# KS-2 Question



## dcfc3579 (Nov 26, 2009)

Another little puzzle I hope someone can assist me with.  

 According to Rudy Kuhn's Poison Bottle Workbook KS-2 bottles come in Cobalt, Amber, Light Blue, and Moss Green. 

 I have what appears to be a KS-2 bottle in Clear (see picture). Is this a new variant ? If so, how rare is it ?

 The  bottle is 31/4" tall, has two sides embossed the same as a KS-2, with the other two blank.

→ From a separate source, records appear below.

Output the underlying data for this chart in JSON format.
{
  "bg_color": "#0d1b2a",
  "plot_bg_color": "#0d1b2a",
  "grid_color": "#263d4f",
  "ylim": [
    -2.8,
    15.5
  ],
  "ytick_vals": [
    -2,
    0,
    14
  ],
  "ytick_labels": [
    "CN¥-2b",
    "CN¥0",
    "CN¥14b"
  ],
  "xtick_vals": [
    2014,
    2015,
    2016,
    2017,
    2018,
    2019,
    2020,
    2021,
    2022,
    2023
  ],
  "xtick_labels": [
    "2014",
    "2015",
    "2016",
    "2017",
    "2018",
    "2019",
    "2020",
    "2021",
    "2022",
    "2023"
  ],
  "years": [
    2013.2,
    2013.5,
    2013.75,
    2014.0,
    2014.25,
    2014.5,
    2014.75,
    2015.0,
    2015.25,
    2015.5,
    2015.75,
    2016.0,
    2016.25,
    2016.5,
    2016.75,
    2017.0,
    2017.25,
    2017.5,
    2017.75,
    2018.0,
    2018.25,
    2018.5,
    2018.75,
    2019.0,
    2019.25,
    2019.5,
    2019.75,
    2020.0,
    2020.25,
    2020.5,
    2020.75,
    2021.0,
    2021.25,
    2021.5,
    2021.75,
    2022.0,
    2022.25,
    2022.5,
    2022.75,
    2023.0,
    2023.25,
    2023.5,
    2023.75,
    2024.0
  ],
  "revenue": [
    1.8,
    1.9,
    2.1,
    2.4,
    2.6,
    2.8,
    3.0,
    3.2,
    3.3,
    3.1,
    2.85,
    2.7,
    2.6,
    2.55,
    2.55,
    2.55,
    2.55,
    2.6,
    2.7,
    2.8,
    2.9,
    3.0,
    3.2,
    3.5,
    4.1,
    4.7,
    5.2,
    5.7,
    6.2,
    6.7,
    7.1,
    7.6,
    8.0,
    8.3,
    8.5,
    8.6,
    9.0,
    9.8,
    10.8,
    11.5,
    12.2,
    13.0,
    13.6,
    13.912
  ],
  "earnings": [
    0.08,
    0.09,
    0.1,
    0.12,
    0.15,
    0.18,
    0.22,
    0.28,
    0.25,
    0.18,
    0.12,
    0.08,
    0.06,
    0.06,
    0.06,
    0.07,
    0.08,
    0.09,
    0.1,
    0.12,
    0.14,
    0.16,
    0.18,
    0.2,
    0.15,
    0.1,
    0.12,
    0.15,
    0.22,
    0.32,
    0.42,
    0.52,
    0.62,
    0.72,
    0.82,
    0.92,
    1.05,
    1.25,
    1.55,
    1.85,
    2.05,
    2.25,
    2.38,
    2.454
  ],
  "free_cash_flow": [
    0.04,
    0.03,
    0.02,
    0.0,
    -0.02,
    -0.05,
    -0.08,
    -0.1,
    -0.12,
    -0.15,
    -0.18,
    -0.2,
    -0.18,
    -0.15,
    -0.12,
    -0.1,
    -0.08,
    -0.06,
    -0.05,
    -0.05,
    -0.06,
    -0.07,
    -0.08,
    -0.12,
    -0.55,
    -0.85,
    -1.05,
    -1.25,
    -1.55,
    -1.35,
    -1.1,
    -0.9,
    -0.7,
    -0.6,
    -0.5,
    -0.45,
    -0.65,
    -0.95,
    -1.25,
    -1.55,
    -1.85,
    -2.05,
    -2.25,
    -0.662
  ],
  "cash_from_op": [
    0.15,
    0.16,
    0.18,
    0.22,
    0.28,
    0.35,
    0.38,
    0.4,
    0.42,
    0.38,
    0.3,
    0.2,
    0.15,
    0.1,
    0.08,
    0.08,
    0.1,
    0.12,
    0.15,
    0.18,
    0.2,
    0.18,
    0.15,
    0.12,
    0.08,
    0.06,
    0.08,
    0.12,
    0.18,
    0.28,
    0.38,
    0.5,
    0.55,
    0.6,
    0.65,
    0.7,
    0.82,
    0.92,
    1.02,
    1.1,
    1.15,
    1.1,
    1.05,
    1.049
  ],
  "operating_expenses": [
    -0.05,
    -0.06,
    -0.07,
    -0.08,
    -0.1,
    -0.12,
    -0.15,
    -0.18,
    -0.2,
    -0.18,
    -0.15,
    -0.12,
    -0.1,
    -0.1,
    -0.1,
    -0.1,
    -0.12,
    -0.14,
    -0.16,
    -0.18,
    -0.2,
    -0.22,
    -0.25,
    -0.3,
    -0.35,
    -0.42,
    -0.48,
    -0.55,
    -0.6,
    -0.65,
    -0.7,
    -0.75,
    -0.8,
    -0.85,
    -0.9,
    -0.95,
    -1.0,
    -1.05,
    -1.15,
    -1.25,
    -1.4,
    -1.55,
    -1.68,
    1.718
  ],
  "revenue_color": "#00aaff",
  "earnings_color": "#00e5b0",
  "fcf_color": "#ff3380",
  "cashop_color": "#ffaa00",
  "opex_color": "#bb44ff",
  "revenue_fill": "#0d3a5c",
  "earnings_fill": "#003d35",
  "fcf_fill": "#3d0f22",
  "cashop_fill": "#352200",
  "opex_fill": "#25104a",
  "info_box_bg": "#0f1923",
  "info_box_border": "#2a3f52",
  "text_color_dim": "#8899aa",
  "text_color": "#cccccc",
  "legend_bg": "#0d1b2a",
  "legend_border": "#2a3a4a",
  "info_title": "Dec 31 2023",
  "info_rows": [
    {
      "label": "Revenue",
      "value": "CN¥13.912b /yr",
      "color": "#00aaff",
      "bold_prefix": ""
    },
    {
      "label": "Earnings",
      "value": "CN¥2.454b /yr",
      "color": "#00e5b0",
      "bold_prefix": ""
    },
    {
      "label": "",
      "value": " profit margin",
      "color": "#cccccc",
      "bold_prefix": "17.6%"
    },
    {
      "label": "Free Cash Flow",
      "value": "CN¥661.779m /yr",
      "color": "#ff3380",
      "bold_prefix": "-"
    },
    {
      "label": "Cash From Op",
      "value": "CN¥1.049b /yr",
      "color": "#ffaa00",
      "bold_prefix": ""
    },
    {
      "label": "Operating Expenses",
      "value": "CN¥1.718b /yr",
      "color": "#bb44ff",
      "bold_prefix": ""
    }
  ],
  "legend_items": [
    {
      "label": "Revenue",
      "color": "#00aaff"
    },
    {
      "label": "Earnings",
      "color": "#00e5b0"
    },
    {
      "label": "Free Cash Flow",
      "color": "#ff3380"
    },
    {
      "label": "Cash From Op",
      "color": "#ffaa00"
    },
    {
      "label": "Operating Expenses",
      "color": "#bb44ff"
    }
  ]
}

There does not appear to be any embossing on the bottom.  Please let me know.  Thanks.


----------



## Poison_Us (Nov 27, 2009)

They do come in clear.  Moss only came in the larger sizes.  In fact, we are after a clear example still in this size.  We have had to let go a few on ebay as they were asking way more that what they are worth.
 If you want a more complete poison reference, you will need all 3 Kuhn workbooks and the American Poison book from the APBCA. There are a few american items in the Kuhns books that are not in the APBCA book as they have never seen examples with a label saying they were a poison, so they have been omitted pending further proof...and the pricing in the Kuhns books are way off for todays market (except for the very common bottles) Now, all 4 together wont have everything.  New issues, sizes and colors are found all the time.  We have a few bottles not listed as well.  

 Here are a few tidbits of this bottle:

 They come in BIMAL and ABM.  Colors: Cobalt, Amber, clear, Cornflower, Moss
 Sizes range from 3 1/4 to 7 3/4
 3 1/4 is relitively common and all the larger sizes are very rare.


----------



## dcfc3579 (Nov 28, 2009)

Thank you for all of your help !!!!


----------